With the economic downturn still looming, there are three key things that continue to occupy the minds of technology leaders: maintaining competitive advantage, ensuring operational efficiency and attracting top technology talent. Many digital natives excel in these areas, thanks to being unrestrained by technology debt and outdated legacy systems, but for those trying to innovate while working within the confines of older - but mission-critical - technology systems, a lot can be learned from operators who take a more agile approach.
Through the adoption of a technology-first mindset, even companies with significant legacy can implement strategies to innovate and accelerate change, which is essential to operational efficiency and attracting and retaining the industry’s best technology talent.
Implementing a DevOps approach
DevOps is a methodology used by teams to integrate and automate IT operations and software development. At its core, it enables technology teams to move with speed and velocity, with companies of all sizes able to continuously build and deploy great software. Behind every strong DevOps initiative is a clear and consistent observability strategy that ensures performance data is added to the Integrated Development Environment (IDE) from the start of code creation.
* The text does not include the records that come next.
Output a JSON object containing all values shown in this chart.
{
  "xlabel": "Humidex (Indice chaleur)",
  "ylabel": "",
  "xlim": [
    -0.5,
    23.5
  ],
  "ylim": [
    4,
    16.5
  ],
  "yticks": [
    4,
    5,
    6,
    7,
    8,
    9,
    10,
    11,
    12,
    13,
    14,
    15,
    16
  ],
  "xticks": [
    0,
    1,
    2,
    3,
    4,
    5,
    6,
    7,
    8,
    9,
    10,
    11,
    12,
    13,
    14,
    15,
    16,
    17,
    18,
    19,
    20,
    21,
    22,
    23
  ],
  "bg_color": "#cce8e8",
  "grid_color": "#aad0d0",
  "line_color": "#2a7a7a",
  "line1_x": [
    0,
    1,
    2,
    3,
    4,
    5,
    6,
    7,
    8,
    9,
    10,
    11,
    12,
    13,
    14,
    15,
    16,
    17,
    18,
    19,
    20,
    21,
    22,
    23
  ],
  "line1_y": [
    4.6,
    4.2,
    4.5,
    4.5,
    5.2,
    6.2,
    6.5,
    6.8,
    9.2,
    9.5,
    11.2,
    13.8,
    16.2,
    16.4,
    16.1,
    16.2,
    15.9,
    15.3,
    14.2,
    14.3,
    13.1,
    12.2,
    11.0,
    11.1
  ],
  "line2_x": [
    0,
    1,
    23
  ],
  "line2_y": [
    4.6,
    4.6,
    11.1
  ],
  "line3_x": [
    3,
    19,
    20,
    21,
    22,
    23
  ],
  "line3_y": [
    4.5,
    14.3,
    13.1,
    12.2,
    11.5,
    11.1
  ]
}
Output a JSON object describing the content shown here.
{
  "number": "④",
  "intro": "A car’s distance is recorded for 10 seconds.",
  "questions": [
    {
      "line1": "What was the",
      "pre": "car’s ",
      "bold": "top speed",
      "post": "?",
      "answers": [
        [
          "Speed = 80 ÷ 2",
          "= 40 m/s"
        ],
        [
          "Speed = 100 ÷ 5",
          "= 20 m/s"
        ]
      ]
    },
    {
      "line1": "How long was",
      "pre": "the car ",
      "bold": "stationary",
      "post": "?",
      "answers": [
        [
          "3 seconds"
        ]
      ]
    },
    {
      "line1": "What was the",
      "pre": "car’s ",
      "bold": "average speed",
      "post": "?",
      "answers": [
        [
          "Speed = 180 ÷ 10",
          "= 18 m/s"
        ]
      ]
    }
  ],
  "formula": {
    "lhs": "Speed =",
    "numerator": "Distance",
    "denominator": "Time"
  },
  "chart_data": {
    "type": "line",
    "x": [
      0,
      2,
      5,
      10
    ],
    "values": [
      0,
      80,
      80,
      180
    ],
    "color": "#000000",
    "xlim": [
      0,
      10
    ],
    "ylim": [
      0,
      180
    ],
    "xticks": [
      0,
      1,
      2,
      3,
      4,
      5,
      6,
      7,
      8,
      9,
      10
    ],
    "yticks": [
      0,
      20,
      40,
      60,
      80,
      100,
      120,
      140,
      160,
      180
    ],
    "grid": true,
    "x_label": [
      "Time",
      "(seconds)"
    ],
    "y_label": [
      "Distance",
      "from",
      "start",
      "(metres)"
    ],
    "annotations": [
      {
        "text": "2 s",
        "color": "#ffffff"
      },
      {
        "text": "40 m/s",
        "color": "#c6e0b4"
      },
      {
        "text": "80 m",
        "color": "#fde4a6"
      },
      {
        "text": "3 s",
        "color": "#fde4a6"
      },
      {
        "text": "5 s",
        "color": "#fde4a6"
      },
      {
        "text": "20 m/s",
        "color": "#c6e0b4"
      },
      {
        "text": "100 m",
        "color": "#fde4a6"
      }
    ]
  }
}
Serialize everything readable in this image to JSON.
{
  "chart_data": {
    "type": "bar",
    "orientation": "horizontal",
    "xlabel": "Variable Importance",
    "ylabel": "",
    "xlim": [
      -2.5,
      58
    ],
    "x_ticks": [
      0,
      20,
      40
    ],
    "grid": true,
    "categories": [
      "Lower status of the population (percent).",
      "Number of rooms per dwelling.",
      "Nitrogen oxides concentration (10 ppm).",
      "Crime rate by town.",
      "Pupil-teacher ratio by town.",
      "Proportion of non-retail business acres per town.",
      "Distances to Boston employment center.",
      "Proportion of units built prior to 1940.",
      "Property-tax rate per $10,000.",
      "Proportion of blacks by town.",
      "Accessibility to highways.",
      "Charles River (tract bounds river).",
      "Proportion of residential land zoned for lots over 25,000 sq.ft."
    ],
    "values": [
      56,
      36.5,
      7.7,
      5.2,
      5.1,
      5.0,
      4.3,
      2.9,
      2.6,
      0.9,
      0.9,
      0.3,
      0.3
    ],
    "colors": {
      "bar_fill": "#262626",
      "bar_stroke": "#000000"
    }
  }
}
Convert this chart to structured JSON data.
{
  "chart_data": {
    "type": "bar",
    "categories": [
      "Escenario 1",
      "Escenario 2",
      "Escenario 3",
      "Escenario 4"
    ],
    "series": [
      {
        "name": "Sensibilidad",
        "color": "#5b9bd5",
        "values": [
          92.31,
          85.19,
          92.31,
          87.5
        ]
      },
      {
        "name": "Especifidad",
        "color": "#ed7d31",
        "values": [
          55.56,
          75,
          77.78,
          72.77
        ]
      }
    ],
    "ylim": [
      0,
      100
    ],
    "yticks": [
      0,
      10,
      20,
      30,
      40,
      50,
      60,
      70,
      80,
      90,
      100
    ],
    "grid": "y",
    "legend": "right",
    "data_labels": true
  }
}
This enables performance and reliability to sit at the heart of the functional requirements of code, and the entire engineering supply chain can be forged on a foundation of simple collaboration across the whole lifecycle. The fine-tuning of code throughout the development process means that once it hits production, any problems have generally been rectified through earlier testing. This ‘shift left’ approach enables developers to catch defects much earlier and reduces the costs associated with fixing bugs at the end of code development. By adopting a DevOps approach, enterprises that struggle with release velocity will be able to tap into the agility that digital natives are known for, resulting in faster and more frequent deployments.
Creating space for developer innovation
The core difference between businesses with legacy and technology-driven enterprises is that software sits at the heart of digital natives. Just take Uber, for example. They don’t view themselves as a transport company; they are a digital platform where software is the business.
But when it comes to organisations in traditional industries such as banking, retail and telecommunications, many are struggling to attract, hire and retain top talent because the focus on technology isn’t front and centre. Instead of creating the latest bit of tech, many developers are finding themselves scrambling to fix an outage that has been reported by multiple customer complaints to call centres. This is not only damaging to customer loyalty, but it’s also the kind of thing that stifles developer innovation. By creating space for developers to innovate and take risks, they are able to flex their creativity, remain engaged, and create meaningful software that they are proud of.
Rolling out new projects at speed
In years gone by, it would take six months of analysis, six months of socialising and two years to deploy a large-scale technology initiative. Today, it’s almost impossible to standardise technology projects in this way because of the speed of innovation and change across the sector. Moreover, such a drawn-out process would result in technology dating before it had even been implemented and a new wave of technology emerging that simply couldn’t be capitalised on.
The same can be said for investment strategies. While bigger businesses tend to implement ten-year plans for most of their technology projects, this is a foreign concept for digital natives whose businesses are often younger than those timelines. They look to develop investment strategies for the next 12 to 18 months and, because of this, have the ability to become nimble. Larger companies can adopt a similar approach by breaking down big projects into more manageable parts and accelerating innovation in one area of the business at a time.
While creating technological change can feel overwhelming for companies with a lot of tech legacy, much can be learned from digital natives and even pockets of digital excellence within traditional businesses. I am regularly impressed to see digital teams within highly regulated banks, telcos and government agencies navigate the complexity of legacy and embracing the benefits of DevOps, agile and cloud whilst still working within their legacy environments to deliver outstanding customer and developer experiences.
Through the rollout of a sound observability strategy that is supported by DevOps, companies of any size will be able to shift left and attract a stronger pool of technology talent to drive innovation now and into the future.